GNP frisky, prices firm - economic news offers good base for Reagan

Economics dominated the domestic scene last week, just as surely as the Democratic National Convention did the previous week. The amazing second-quarter GNP figures were reported, as well as other data indicating the economy is in fine shape. The Continental Bank ''takeover'' by the Federal Deposit Insurance Corporation solved a present crisis (although raising a possibly dangerous precedent). And Federal Reserve Board chairman Paul Volcker's semiannual testimony on Capitol Hill helped place the current recovery in proper perspective.

Few weeks could give a president starting out on a reelection campaign better economic news. Second-quarter GNP came in at 7.5 percent, a hefty increase over the flash report a month ago, which had it at 5.7 percent. Moreover, final sales were even stronger than the overall number. What this means to us lay people is that growth was not artifically high from the accumulation of inventories. It was real growth, sparked by strong consumer buying and a very strong business investment sector. Business spending was increasing at 20 percent annually.

Longer term, an economy can grow only as fast as the increase in its labor force, as the total hours that labor force works, or both, plus whatever productivity gains are achieved by that force. In a recovery, an economy grows faster than normal, as unused capital and labor are put back to work. Over a longer period, however, the United States economy appears able to grow somewhere between 3 and 4 percent annually.

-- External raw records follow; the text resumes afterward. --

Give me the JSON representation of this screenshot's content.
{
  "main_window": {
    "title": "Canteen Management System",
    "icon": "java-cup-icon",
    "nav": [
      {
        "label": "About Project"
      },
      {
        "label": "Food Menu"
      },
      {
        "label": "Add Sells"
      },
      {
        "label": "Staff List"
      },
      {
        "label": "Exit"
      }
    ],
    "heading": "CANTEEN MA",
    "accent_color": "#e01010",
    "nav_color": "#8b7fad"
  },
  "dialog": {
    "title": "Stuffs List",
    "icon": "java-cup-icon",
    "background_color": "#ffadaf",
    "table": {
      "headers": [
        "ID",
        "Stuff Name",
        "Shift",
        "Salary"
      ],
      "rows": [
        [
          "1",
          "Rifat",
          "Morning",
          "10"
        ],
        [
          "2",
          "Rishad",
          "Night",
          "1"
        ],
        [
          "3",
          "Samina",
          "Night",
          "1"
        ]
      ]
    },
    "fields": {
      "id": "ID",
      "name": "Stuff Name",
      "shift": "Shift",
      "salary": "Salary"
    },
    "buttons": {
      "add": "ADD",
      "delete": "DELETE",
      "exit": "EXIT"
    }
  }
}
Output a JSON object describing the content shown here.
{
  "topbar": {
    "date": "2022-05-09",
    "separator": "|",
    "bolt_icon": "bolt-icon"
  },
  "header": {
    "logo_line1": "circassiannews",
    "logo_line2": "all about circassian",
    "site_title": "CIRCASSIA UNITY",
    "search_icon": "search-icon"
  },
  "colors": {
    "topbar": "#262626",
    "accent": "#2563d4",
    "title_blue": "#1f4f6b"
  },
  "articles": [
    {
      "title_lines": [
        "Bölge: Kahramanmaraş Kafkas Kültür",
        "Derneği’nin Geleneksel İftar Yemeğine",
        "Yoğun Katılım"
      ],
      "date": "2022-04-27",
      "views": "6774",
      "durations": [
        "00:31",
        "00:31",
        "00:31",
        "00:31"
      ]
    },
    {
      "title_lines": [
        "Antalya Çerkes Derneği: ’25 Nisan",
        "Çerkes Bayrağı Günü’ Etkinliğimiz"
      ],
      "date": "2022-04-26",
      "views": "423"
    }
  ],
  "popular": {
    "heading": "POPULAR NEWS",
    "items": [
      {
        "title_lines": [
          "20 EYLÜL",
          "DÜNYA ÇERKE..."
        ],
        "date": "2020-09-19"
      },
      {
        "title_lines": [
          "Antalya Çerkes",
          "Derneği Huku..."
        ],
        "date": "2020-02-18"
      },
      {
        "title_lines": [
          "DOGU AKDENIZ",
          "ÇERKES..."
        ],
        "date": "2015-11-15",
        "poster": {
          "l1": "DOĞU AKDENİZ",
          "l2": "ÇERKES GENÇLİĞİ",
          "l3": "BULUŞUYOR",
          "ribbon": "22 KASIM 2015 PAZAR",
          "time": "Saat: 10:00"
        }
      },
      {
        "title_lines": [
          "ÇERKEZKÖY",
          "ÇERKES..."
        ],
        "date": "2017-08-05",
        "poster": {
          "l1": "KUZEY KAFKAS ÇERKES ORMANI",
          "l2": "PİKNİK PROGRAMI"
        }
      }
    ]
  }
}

As any recovery ages, the growth rate declines to the average and eventually to somewhat less than even the average. That will happen this time, too, but the good news is how long the recovery is continuing at such high rates without reigniting inflation. Also announced last week was the consumer price index for June. For the second consecutive month it rose by only 0.2 percent, meaning that for the last two months inflation has been running at somewhat less than a 3 percent annual rate.

The Continental Bank takeover is not such good news. But it ends an incipient financial crisis that could have affected more than just the Continental. What this implies for the future is that if you're a depositor in a big enough bank, even if it's badly run, you have no need to fear for the safety of your money. What the FDIC has done for the eighth-largest bank in the nation it would have to do for any other major financial institution.

Just as the Chrysler bailout was probably the right thing to have done, the Continental solution can also be defended on pragmatic grounds. Shareholders do not necessarily get anything out of the solution. But it does put the federal government into the business of propping up failing major financial institutions , a form of largess it cannot extend very far.

As for Paul Volcker's testimony, the Fed chairman saw no current danger in the economic expansion. But he warned that ''the strongest kind of effort will be necessary to convert potential success into sustained growth and stability.'' Although President Reagan had said in his news conference the day before that continued growth would lower the federal deficit, Mr. Volcker does not expect the deficit to decline much from this year's projected $175 billion without more fiscal changes.

Volcker also addressed the connection the deficit has with the international economy: It contributes to higher interest rates; these, in turn, bring money into this country and give the US an overvalued dollar.

Some of these imbalances Volcker referred to are not readily visible to everyone. The 7.5 percent growth rate is. From now until November, one must remember that the use of statistics will tend to be selective. This column will try to look at all the relevant numbers and present them as a whole.